Huberte Gautreau
Infirmière, coopérante internationale, leader de la lutte contre la pauvreté et pour l’avancement des droits des femmes (1934 - 2025)
Le 19 août 2022, la grande dame de la coopération internationale et de la lutte pour les droits des femmes recevait le prix A.-M.-Sormany pour l’ensemble de ses contributions au développement de l’Acadie. Chef de projet, militante, dirigeante d’organismes sociaux, son parcours au Canada, aux États-Unis, dans plusieurs pays africains et en Amérique du Sud est inappréciable. Trois mots ont guidé sa vie : la détermination, le dévouement, les valeurs humanistes. Née en avril 1934, elle a passé son enfance dans le « Pré-d’en-Haut » de Memramcook, un milieu de vie aimant et francophone. Alors que sa mère s’occupait des huit enfants, son père était mécanicien à l’entreprise ferroviaire du Canadien National. À la fin du cycle secondaire en 1951, elle prit la décision de se joindre à la congrégation de religieuses. Sa vie au sein de l’ordre religieux s’est étalée sur 17 ans. Elle recevait une première formation d’infirmière à l’Hôtel-Dieu de Moncton (aujourd’hui le Centre hospitalier universitaire Georges-L.-Dumont), puis obtenait le baccalauréat en sciences infirmières de l’Université de Montréal.

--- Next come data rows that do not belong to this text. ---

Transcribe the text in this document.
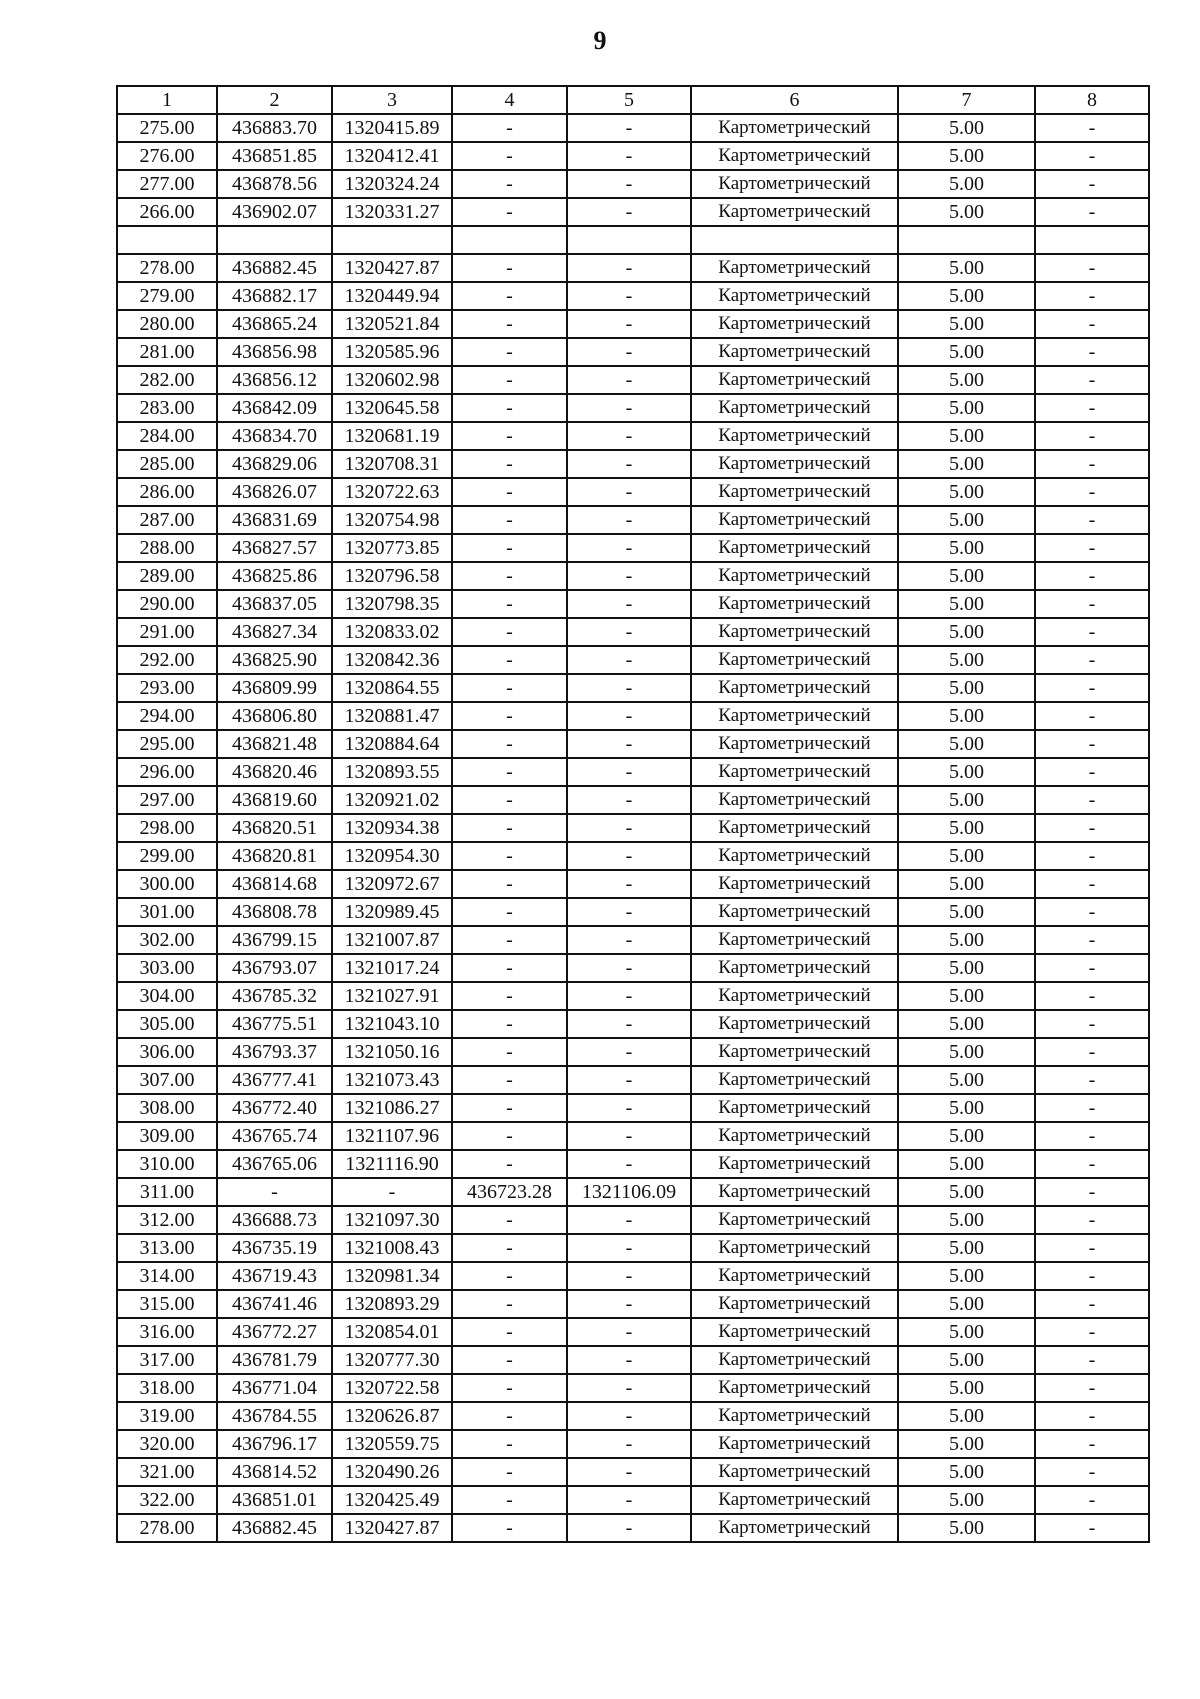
9
1	2	3	4	5	6	7	8
275.00	436883.70	1320415.89	-	-	Картометрический	5.00	-
276.00	436851.85	1320412.41	-	-	Картометрический	5.00	-
277.00	436878.56	1320324.24	-	-	Картометрический	5.00	-
266.00	436902.07	1320331.27	-	-	Картометрический	5.00	-

278.00	436882.45	1320427.87	-	-	Картометрический	5.00	-
279.00	436882.17	1320449.94	-	-	Картометрический	5.00	-
280.00	436865.24	1320521.84	-	-	Картометрический	5.00	-
281.00	436856.98	1320585.96	-	-	Картометрический	5.00	-
282.00	436856.12	1320602.98	-	-	Картометрический	5.00	-
283.00	436842.09	1320645.58	-	-	Картометрический	5.00	-
284.00	436834.70	1320681.19	-	-	Картометрический	5.00	-
285.00	436829.06	1320708.31	-	-	Картометрический	5.00	-
286.00	436826.07	1320722.63	-	-	Картометрический	5.00	-
287.00	436831.69	1320754.98	-	-	Картометрический	5.00	-
288.00	436827.57	1320773.85	-	-	Картометрический	5.00	-
289.00	436825.86	1320796.58	-	-	Картометрический	5.00	-
290.00	436837.05	1320798.35	-	-	Картометрический	5.00	-
291.00	436827.34	1320833.02	-	-	Картометрический	5.00	-
292.00	436825.90	1320842.36	-	-	Картометрический	5.00	-
293.00	436809.99	1320864.55	-	-	Картометрический	5.00	-
294.00	436806.80	1320881.47	-	-	Картометрический	5.00	-
295.00	436821.48	1320884.64	-	-	Картометрический	5.00	-
296.00	436820.46	1320893.55	-	-	Картометрический	5.00	-
297.00	436819.60	1320921.02	-	-	Картометрический	5.00	-
298.00	436820.51	1320934.38	-	-	Картометрический	5.00	-
299.00	436820.81	1320954.30	-	-	Картометрический	5.00	-
300.00	436814.68	1320972.67	-	-	Картометрический	5.00	-
301.00	436808.78	1320989.45	-	-	Картометрический	5.00	-
302.00	436799.15	1321007.87	-	-	Картометрический	5.00	-
303.00	436793.07	1321017.24	-	-	Картометрический	5.00	-
304.00	436785.32	1321027.91	-	-	Картометрический	5.00	-
305.00	436775.51	1321043.10	-	-	Картометрический	5.00	-
306.00	436793.37	1321050.16	-	-	Картометрический	5.00	-
307.00	436777.41	1321073.43	-	-	Картометрический	5.00	-
308.00	436772.40	1321086.27	-	-	Картометрический	5.00	-
309.00	436765.74	1321107.96	-	-	Картометрический	5.00	-
310.00	436765.06	1321116.90	-	-	Картометрический	5.00	-
311.00	-	-	436723.28	1321106.09	Картометрический	5.00	-
312.00	436688.73	1321097.30	-	-	Картометрический	5.00	-
313.00	436735.19	1321008.43	-	-	Картометрический	5.00	-
314.00	436719.43	1320981.34	-	-	Картометрический	5.00	-
315.00	436741.46	1320893.29	-	-	Картометрический	5.00	-
316.00	436772.27	1320854.01	-	-	Картометрический	5.00	-
317.00	436781.79	1320777.30	-	-	Картометрический	5.00	-
318.00	436771.04	1320722.58	-	-	Картометрический	5.00	-
319.00	436784.55	1320626.87	-	-	Картометрический	5.00	-
320.00	436796.17	1320559.75	-	-	Картометрический	5.00	-
321.00	436814.52	1320490.26	-	-	Картометрический	5.00	-
322.00	436851.01	1320425.49	-	-	Картометрический	5.00	-
278.00	436882.45	1320427.87	-	-	Картометрический	5.00	-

Son parcours international de coopérante dénote une capacité d’adaptation peu commune. Le premier défi était de pratiquer son métier dans le secteur de Harlem de New York, ce qu’elle fit pendant deux ans. Après cela, elle a exercé sa profession au Vietnam. Elle poursuivit des études supérieures pendant deux ans à l’Université de North Carolina à Chapel Hill. Cette formation a été suivie par un mandat au Zaïre de 1974 à 1978. De retour au Nouveau-Brunswick, elle se voit attribuer par l’Université de Moncton la responsabilité d’instaurer le programme de premier cycle de santé communautaire, ce qu’elle réalise.
Jusqu’en 1996, elle s’engage à nouveau dans la lutte contre la pauvreté par des missions de coopération au Togo, en République démocratique du Congo, au Cameroun et au Pérou. Toutes ces années ont été consacrées à réaliser des projets locaux sur le terrain. Il s’agissait d’obtenir les ressources nécessaires, d’organiser et de répartir les tâches, de négocier avec les autorités, et surtout, de protéger les plus vulnérables, dont les groupes de femmes et d’enfants.
Madame Gautreau est récipiendaire du prix des Droits de la personne du Nouveau-Brunswick et de nombreuses autres distinctions. On lui connaît aussi plusieurs grandes réussites au Nouveau-Brunswick et ailleurs. Mentionnons la cofondation du Carrefour des femmes, l’organisation de la Marche mondiale des femmes, à New York, en 2000, ainsi que la création de la Fondation Marichette en soutien aux femmes francophones qui souhaitent faire des études. Elle est à l’origine de l’adoption la Loi sur l’équité salariale au sein de la fonction publique. Son combat pour la sauvegarde du français demeure… Madame Gautreau incarne le don de soi. Elle est une source d’inspiration. Enfin, c’est avec regret que nous apprenions le décès de cette grande dame survenu le 27 mars 2025 à l’âge de 90 ans.